7. The End of the Age of Financial Equality (1973-current)--All recessions from 1973 to 2001 are examined, and like the earlier bust cycles, they are shown to be adjustments to the distribution of wealth and income. Income and wealth distribution is examined during this period. President Bush's economic policies are analyzed and are shown to have exacerbated the current jobless post-recession recovery. Evidence is examined that indicate that we may be lurching toward another Great Depression of one kind or another.

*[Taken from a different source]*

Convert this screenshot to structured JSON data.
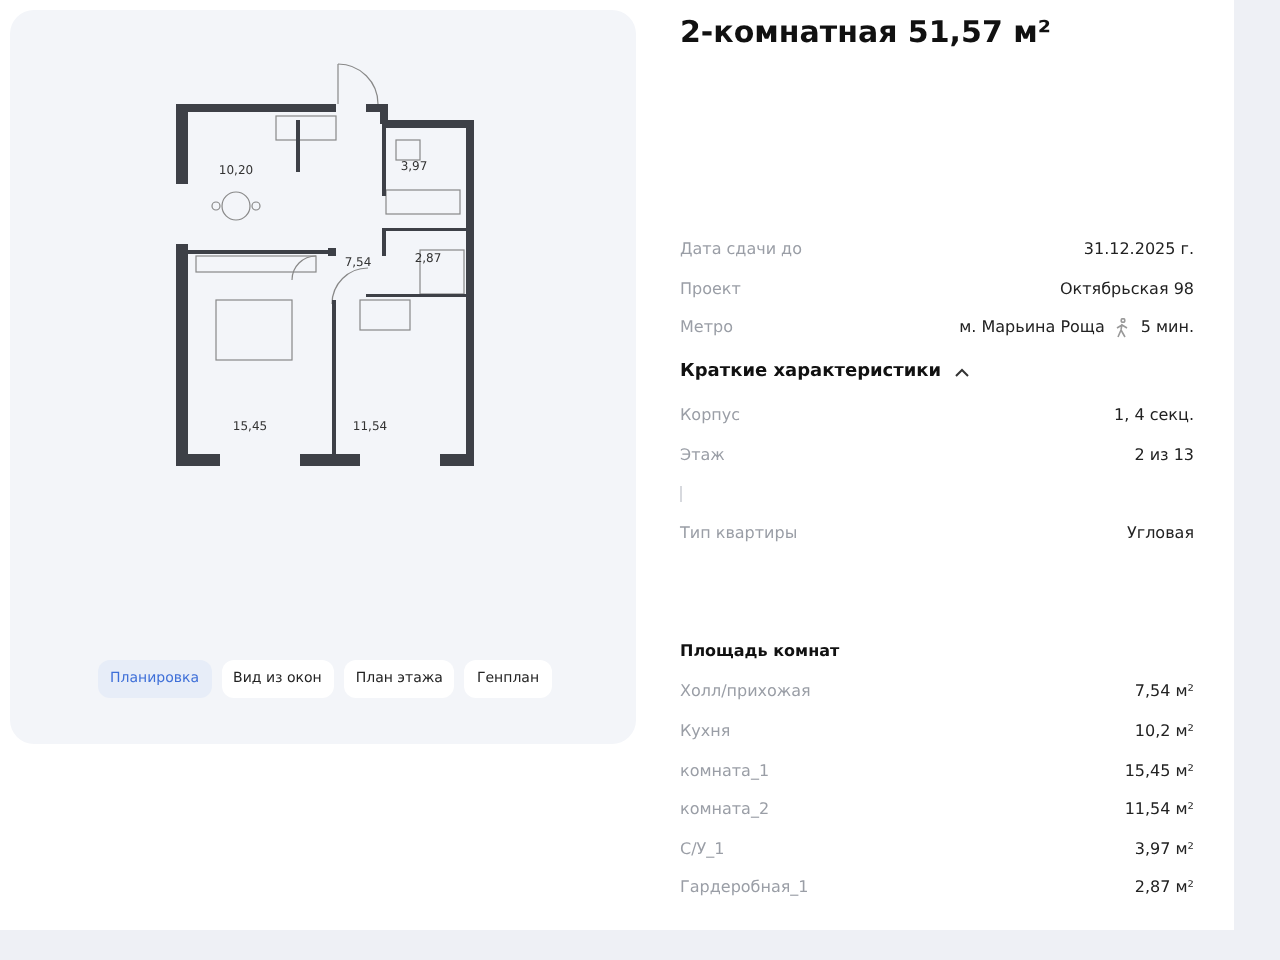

8. Race to the Bottom on the Road to Serfdom--This chapter is an examination of how corporations are depriving people of the third world of their lands and labor, and transferring these assets to wealthy shareholders. The role of political power, the financial markets, the International Monetary Fund, the World Bank and other organizations are shown to be very corporate friendly in these third world matters. This makes globalization a very bad policy for most of the world's people.

9. Betrayal of the People: The Rise of Corporate Plutocracy--Money dominates politics at most levels of government, and corporations and the wealthy have far more of it than working people. This discrepancy is why laws are enacted favoring the wealthy at the expense of working people.

10. Origins of the Corporate Economic System--This is an economic history that focuses on the development of corporations until the 1930s'. Among other things, it centers on the political clout of corporations and the wealthy, and their battles against working people over the distribution of income and wealth. Using the works of C. Vann Woodward and others, I show that corporate interests were also behind the segregation movement in the Old South. I provide an historic look at how the vested interests have responded to threats directed at the corporate economic system. This is done to indicate how they might respond to those people seeking change.

11. How to Abolish Corporate Welfare as We Know It--This chapter is a call to action to transform society, and to limit or repeal the rights of publicly traded limited liability companies. To bring this about, among other things, I argue that working people need organizations like those that brought about the civil rights movement to help combat corporate political power.